I never know how or when it is going to happen. Some super heroes have powers that they can turn on and off by donning a spandex suit or hiding behind a colorful cape. Others have a magic wrist watch or armband that transforms them. For me, my invisibility happens without sign or omen. Over the years I’ve found that I can willfully disappear or skillfully appear if I spend all my energy and pay careful attention. But the moment I let my guard down, all hell breaks loose.
Let me give you an example of what invisibility looks like. I’ll be at a retail counter waiting to ask a question. Two other people step up and the clerk turns to the others and asks, “Can I help you?”
I clear my throat, “Ahem, I think I was here first.”
The others shoot a glaring look my way as the clerk turns to me and says, “Oh, I’m sorry, I didn’t see you.”

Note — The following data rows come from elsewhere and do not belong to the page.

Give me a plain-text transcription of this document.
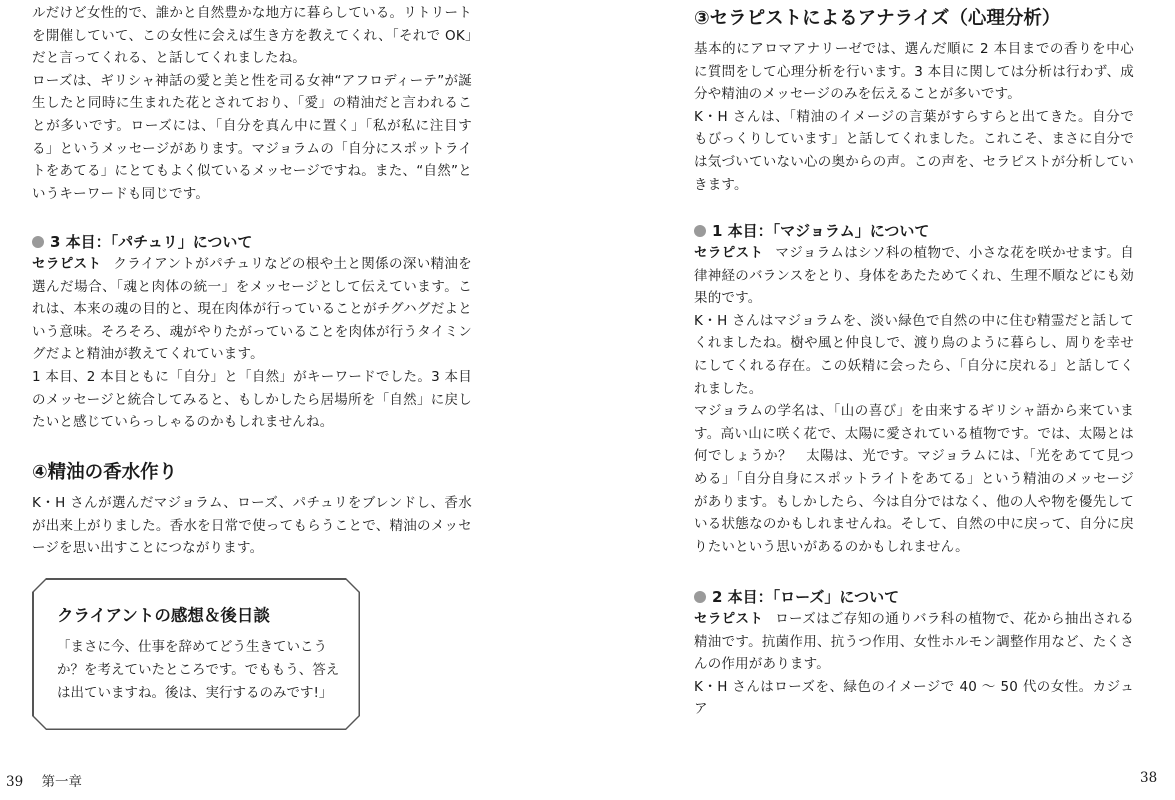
ルだけど女性的で、誰かと自然豊かな地方に暮らしている。リトリートを開催していて、この女性に会えば生き方を教えてくれ、「それで OK」だと言ってくれる、と話してくれましたね。

ローズは、ギリシャ神話の愛と美と性を司る女神“アフロディーテ”が誕生したと同時に生まれた花とされており、「愛」の精油だと言われることが多いです。ローズには、「自分を真ん中に置く」「私が私に注目する」というメッセージがあります。マジョラムの「自分にスポットライトをあてる」にとてもよく似ているメッセージですね。また、“自然”というキーワードも同じです。

3 本目：「パチュリ」について

セラピスト クライアントがパチュリなどの根や土と関係の深い精油を選んだ場合、「魂と肉体の統一」をメッセージとして伝えています。これは、本来の魂の目的と、現在肉体が行っていることがチグハグだよという意味。そろそろ、魂がやりたがっていることを肉体が行うタイミングだよと精油が教えてくれています。

1 本目、2 本目ともに「自分」と「自然」がキーワードでした。3 本目のメッセージと統合してみると、もしかしたら居場所を「自然」に戻したいと感じていらっしゃるのかもしれませんね。

④精油の香水作り

K・H さんが選んだマジョラム、ローズ、パチュリをブレンドし、香水が出来上がりました。香水を日常で使ってもらうことで、精油のメッセージを思い出すことにつながります。

クライアントの感想＆後日談

「まさに今、仕事を辞めてどう生きていこうか？を考えていたところです。でももう、答えは出ていますね。後は、実行するのみです!」

39 第一章
③セラピストによるアナライズ（心理分析）

基本的にアロマアナリーゼでは、選んだ順に 2 本目までの香りを中心に質問をして心理分析を行います。3 本目に関しては分析は行わず、成分や精油のメッセージのみを伝えることが多いです。

K・H さんは、「精油のイメージの言葉がすらすらと出てきた。自分でもびっくりしています」と話してくれました。これこそ、まさに自分では気づいていない心の奥からの声。この声を、セラピストが分析していきます。

1 本目：「マジョラム」について

セラピスト マジョラムはシソ科の植物で、小さな花を咲かせます。自律神経のバランスをとり、身体をあたためてくれ、生理不順などにも効果的です。

K・H さんはマジョラムを、淡い緑色で自然の中に住む精霊だと話してくれましたね。樹や風と仲良しで、渡り鳥のように暮らし、周りを幸せにしてくれる存在。この妖精に会ったら、「自分に戻れる」と話してくれました。

マジョラムの学名は、「山の喜び」を由来するギリシャ語から来ています。高い山に咲く花で、太陽に愛されている植物です。では、太陽とは何でしょうか？　太陽は、光です。マジョラムには、「光をあてて見つめる」「自分自身にスポットライトをあてる」という精油のメッセージがあります。もしかしたら、今は自分ではなく、他の人や物を優先している状態なのかもしれませんね。そして、自然の中に戻って、自分に戻りたいという思いがあるのかもしれません。

2 本目：「ローズ」について

セラピスト ローズはご存知の通りバラ科の植物で、花から抽出される精油です。抗菌作用、抗うつ作用、女性ホルモン調整作用など、たくさんの作用があります。

K・H さんはローズを、緑色のイメージで 40 ～ 50 代の女性。カジュア

38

Coincidence you might say? I used to think that, but I started charting the frequency of such occurrences and its five- to- one odds that I’ll be invisible to the naked eye unless I channel my energy and pay careful attention. A few nights ago, as my daughter said goodnight, she mapped out an elaborate plan for a sleepover for her and a friend. I asked why she waited to the last possible minute to ask me about it. She got that irritated teenage look and sighed heavily as she said, “We talked about it in the car.”
“Who is we?” I’ve quickly learned to ask the right questions. In this case the question is not when but who.
“Dad and me.”
“So how come you think I know anything about this?”

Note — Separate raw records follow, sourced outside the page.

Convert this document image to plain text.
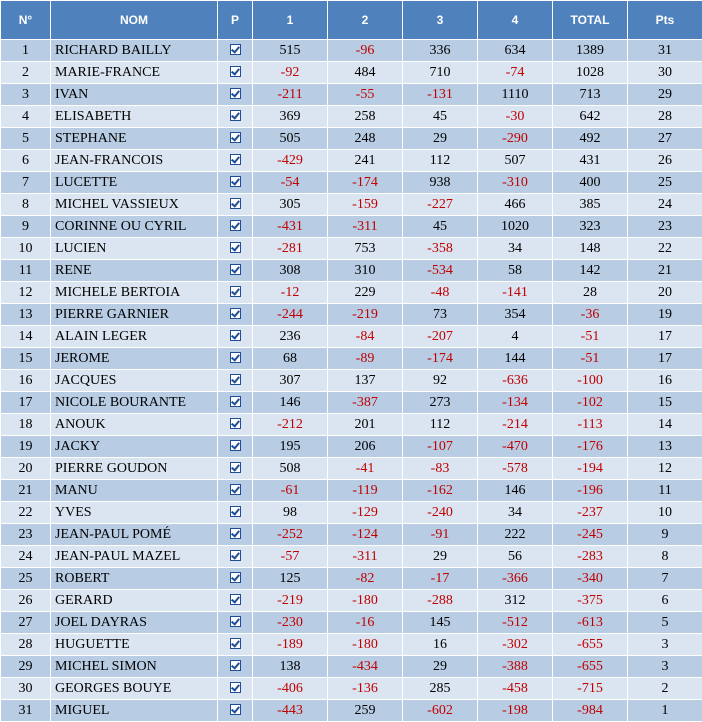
N°	NOM	P	1	2	3	4	TOTAL	Pts
1	RICHARD BAILLY		515	-96	336	634	1389	31
2	MARIE-FRANCE		-92	484	710	-74	1028	30
3	IVAN		-211	-55	-131	1110	713	29
4	ELISABETH		369	258	45	-30	642	28
5	STEPHANE		505	248	29	-290	492	27
6	JEAN-FRANCOIS		-429	241	112	507	431	26
7	LUCETTE		-54	-174	938	-310	400	25
8	MICHEL VASSIEUX		305	-159	-227	466	385	24
9	CORINNE OU CYRIL		-431	-311	45	1020	323	23
10	LUCIEN		-281	753	-358	34	148	22
11	RENE		308	310	-534	58	142	21
12	MICHELE BERTOIA		-12	229	-48	-141	28	20
13	PIERRE GARNIER		-244	-219	73	354	-36	19
14	ALAIN LEGER		236	-84	-207	4	-51	17
15	JEROME		68	-89	-174	144	-51	17
16	JACQUES		307	137	92	-636	-100	16
17	NICOLE BOURANTE		146	-387	273	-134	-102	15
18	ANOUK		-212	201	112	-214	-113	14
19	JACKY		195	206	-107	-470	-176	13
20	PIERRE GOUDON		508	-41	-83	-578	-194	12
21	MANU		-61	-119	-162	146	-196	11
22	YVES		98	-129	-240	34	-237	10
23	JEAN-PAUL POMÉ		-252	-124	-91	222	-245	9
24	JEAN-PAUL MAZEL		-57	-311	29	56	-283	8
25	ROBERT		125	-82	-17	-366	-340	7
26	GERARD		-219	-180	-288	312	-375	6
27	JOEL DAYRAS		-230	-16	145	-512	-613	5
28	HUGUETTE		-189	-180	16	-302	-655	3
29	MICHEL SIMON		138	-434	29	-388	-655	3
30	GEORGES BOUYE		-406	-136	285	-458	-715	2
31	MIGUEL		-443	259	-602	-198	-984	1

“Because Dad said it was OK. And he wouldn’t say so if he hadn’t talked with you.”
When I asked my husband about the plans, he said what all husbands say, “We talked about it. You just don’t remember.”
OK, questions for husbands are different than those for teenagers. This is the time to ask the when question.
“In the car.”
“I haven’t been in the car with you in over two weeks.”
“Well, that’s because you haven’t been around.”
Well, the last time I checked I’ve slept in my bed every night, sat down to a place at the dinner table, and acted as air traffic controller for the conflicting schedules of three busy people. The only explanation is that invisibility has once again taken over my personae. I swallowed hard and felt the spark of anger smolder behind my invisibility. Anger is a sure fire cure for a disappearing woman, but I don’t recommend the after effects.
Last night, my daughter was dancing as an alumni representative at her former middle school. She instructed me that I was not allowed to go. Parents weren’t invited.
“Are other parents going to be there?”
“Yes. But none of the other parents of my group are coming.”
“So? What’s the real reason you don’t want me there?” You have to be very crafty to weave in a why question, or you won’t get an answer.
“It will be embarrassing.”
I refused to agree not to show up. But, I convinced her that if I came I would do the following: I would pretend that I was someone else’s parent, I would not acknowledge her or look for her, and I would not congratulate her afterwards. I would be Invisible Girl. I’m good at that. I came late, sat in the back and hid behind the bright green printed program. At intermission, I felt a looming shadow in front of me. It was my daughter and one of her friends. With hands on her hips she asked, “What are you doing here?”
“Watching the show and being invisible.”
“I can see you.”
Darn, just when I think I’ve figured out how to turn this invisibility thing into an advantage, it refuses to cooperate. I put on my best smile and said, “Then maybe you should just stop looking.” At least she smiled back. Little did she know that I had just revealed the real secret of how I became Invisible Girl. People just stopped looking.